The issue did end up being a firewall/security group issue. While it is true that the jmx port 7199 is used, apparently other ports are used randomly for rmi. Cassandra port usage - how are the ports used?
So the solution is to open up the firewalls then configure the cassandra-env.sh to include
JVM_OPTS="$JVM_OPTS -Djava.rmi.server.hostname=<ip>
I've got Cassandra 0.7 running in standalone mode and I'm tryin to run nodetool but I'm getting JMX exceptions. Isn't the JMX configuration required on accessing a remote server?
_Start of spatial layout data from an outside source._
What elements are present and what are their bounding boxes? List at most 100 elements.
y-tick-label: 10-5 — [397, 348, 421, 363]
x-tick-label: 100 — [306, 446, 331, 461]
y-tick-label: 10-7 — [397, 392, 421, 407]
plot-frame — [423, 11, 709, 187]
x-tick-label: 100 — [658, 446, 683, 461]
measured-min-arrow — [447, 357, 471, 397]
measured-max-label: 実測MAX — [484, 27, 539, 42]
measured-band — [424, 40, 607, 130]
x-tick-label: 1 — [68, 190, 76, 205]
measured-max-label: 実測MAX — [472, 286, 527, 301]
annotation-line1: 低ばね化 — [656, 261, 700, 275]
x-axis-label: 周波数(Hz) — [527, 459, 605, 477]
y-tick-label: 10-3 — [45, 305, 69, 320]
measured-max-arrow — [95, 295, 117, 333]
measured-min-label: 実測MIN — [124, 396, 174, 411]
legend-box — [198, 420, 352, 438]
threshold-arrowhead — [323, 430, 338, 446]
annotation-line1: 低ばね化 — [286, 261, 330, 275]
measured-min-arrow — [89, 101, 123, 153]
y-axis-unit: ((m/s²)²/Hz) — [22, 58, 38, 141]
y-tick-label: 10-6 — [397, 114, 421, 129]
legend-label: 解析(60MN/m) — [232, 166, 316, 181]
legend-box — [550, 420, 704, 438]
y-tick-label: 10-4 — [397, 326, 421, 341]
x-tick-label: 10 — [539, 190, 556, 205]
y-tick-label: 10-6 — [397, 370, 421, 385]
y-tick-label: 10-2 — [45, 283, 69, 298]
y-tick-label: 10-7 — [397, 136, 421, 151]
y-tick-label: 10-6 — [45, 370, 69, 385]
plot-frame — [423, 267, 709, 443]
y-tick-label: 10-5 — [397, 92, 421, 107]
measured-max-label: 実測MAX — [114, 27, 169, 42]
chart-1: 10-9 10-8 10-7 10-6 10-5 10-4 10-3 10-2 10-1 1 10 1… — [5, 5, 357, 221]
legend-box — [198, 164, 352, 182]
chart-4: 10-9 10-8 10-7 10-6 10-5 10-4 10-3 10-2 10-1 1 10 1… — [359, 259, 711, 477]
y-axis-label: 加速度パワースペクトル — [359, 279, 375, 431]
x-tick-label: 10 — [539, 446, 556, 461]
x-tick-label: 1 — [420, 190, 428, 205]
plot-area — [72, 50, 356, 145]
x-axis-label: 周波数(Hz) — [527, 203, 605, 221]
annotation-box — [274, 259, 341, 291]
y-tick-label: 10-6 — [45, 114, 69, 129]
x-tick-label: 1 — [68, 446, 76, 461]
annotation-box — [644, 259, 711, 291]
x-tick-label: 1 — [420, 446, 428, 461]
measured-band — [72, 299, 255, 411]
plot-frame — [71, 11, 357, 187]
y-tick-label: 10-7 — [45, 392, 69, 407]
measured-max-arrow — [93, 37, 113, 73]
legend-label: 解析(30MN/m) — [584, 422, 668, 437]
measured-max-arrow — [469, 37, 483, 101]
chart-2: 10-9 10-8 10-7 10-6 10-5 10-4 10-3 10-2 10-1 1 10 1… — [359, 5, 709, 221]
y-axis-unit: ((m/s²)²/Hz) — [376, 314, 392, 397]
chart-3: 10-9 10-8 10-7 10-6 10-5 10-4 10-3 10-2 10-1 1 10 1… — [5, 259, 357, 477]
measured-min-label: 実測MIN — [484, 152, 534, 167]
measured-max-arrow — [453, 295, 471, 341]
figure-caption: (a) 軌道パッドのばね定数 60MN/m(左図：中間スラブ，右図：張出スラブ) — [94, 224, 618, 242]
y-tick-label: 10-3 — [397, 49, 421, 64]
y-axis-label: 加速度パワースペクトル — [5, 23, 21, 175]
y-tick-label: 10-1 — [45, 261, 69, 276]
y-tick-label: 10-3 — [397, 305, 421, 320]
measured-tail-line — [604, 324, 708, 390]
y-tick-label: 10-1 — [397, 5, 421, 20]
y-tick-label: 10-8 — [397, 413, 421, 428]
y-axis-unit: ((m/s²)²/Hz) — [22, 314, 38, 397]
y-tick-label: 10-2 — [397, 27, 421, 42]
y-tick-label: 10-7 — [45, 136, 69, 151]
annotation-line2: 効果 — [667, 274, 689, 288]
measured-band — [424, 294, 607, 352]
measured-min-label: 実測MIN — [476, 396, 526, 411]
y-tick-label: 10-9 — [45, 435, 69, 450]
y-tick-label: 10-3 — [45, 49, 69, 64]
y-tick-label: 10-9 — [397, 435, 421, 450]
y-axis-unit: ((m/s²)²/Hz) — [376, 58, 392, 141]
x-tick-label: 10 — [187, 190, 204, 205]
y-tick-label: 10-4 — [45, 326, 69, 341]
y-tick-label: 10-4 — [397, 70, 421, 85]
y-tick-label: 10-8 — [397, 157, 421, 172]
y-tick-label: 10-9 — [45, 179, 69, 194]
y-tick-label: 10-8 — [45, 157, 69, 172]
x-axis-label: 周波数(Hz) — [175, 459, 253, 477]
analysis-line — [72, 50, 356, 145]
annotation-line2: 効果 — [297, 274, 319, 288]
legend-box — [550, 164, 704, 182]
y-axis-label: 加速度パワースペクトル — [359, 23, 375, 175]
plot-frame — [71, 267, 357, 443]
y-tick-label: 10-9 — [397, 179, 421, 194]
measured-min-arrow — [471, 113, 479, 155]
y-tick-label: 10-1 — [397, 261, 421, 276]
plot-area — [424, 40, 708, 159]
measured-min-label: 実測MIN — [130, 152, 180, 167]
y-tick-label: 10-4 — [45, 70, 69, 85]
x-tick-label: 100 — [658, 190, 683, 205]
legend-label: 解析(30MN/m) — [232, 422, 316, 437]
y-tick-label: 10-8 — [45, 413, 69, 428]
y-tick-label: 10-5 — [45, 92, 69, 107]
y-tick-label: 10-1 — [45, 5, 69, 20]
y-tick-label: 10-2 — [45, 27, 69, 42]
I'm accessing my local machine.
Also why is nodetool looking for 63.251.179.13?
[rav#ubix bin]$ ./nodetool -h 127.0.0.1 flush
Error connection to remote JMX agent!
java.rmi.ConnectException: Connection refused to host: 63.251.179.13; nested exception is:
java.net.ConnectException: Connection refused
at sun.rmi.transport.tcp.TCPEndpoint.newSocket(TCPEndpoint.java:619)
at sun.rmi.transport.tcp.TCPChannel.createConnection(TCPChannel.java:216)
at sun.rmi.transport.tcp.TCPChannel.newConnection(TCPChannel.java:202)
at sun.rmi.server.UnicastRef.invoke(UnicastRef.java:128)
at javax.management.remote.rmi.RMIServerImpl_Stub.newClient(Unknown Source)
at javax.management.remote.rmi.RMIConnector.getConnection(RMIConnector.java:2343)
at javax.management.remote.rmi.RMIConnector.connect(RMIConnector.java:296)
at javax.management.remote.JMXConnectorFactory.connect(JMXConnectorFactory.java:267)
at org.apache.cassandra.tools.NodeProbe.connect(NodeProbe.java:144)
at org.apache.cassandra.tools.NodeProbe.<init>(NodeProbe.java:114)
at org.apache.cassandra.tools.NodeCmd.main(NodeCmd.java:621)
Caused by: java.net.ConnectException: Connection refused
at java.net.PlainSocketImpl.socketConnect(Native Method)
at java.net.AbstractPlainSocketImpl.doConnect(AbstractPlainSocketImpl.java:327)
at java.net.AbstractPlainSocketImpl.connectToAddress(AbstractPlainSocketImpl.java:193)
at java.net.AbstractPlainSocketImpl.connect(AbstractPlainSocketImpl.java:180)
at java.net.SocksSocketImpl.connect(SocksSocketImpl.java:384)
at java.net.Socket.connect(Socket.java:546)
at java.net.Socket.connect(Socket.java:495)
at java.net.Socket.<init>(Socket.java:392)
at java.net.Socket.<init>(Socket.java:206)
at sun.rmi.transport.proxy.RMIDirectSocketFactory.createSocket(RMIDirectSocketFactory.java:40)
at sun.rmi.transport.proxy.RMIMasterSocketFactory.createSocket(RMIMasterSocketFactory.java:146)
at sun.rmi.transport.tcp.TCPEndpoint.newSocket(TCPEndpoint.java:613)
... 10 more
Thanks,
Try nodetool with -h or --host and -p or --port as per the instructions:
-h,--host <arg> node hostname or ip address
-p,--port <arg> remote jmx agent port number
When Cassandra is offline, check the ports in use to see if another process is using the default port that Cassandra binds to. You can find the default in conf/cassandra-env.sh
Once you know the port, you can see if another process is bound to it with netstat -an
If nothing is running on the port, and you start up cassandra, verify that it is running on the correct port and try to connect again with the -p or --port arguments. More information can be found here: http://wiki.apache.org/cassandra/GettingStarted
Is the machine unix or windows? do you have a bad entry in /etc/hosts indicating that 127.0.0.1 maps to another hostname or IP address, namely 63.251.179.13
I had a similar issue running nodetool on an instance of Cassandra running locally on my machine. When trying to run nodetool -h 127.0.0.1 nodetool was issuing an exception relating to JMX that looked like this (where there was an unknown - to me - IP Address).
Error connecting to remote JMX agent!
java.rmi.ConnectIOException: Exception creating connection to: ; nested exception is:
java.net.SocketException: Host is down
Douglas Muth posted a similar issue here, and from this, I found out that Cassandra seems to be recording the hostname at startup. Unfortunately, by the time I ran nodetool the hostname had become stale (my IP address is allocated dynamically).
My solution then, was to restart cassandra, which updated the IP and rerun nodetool. No more JMX errors, no more strange IP address. This worked a treat for me as I'm running a local instance of Cassandra on localhost and don't mind the restart but it's not a very satisfactory solution.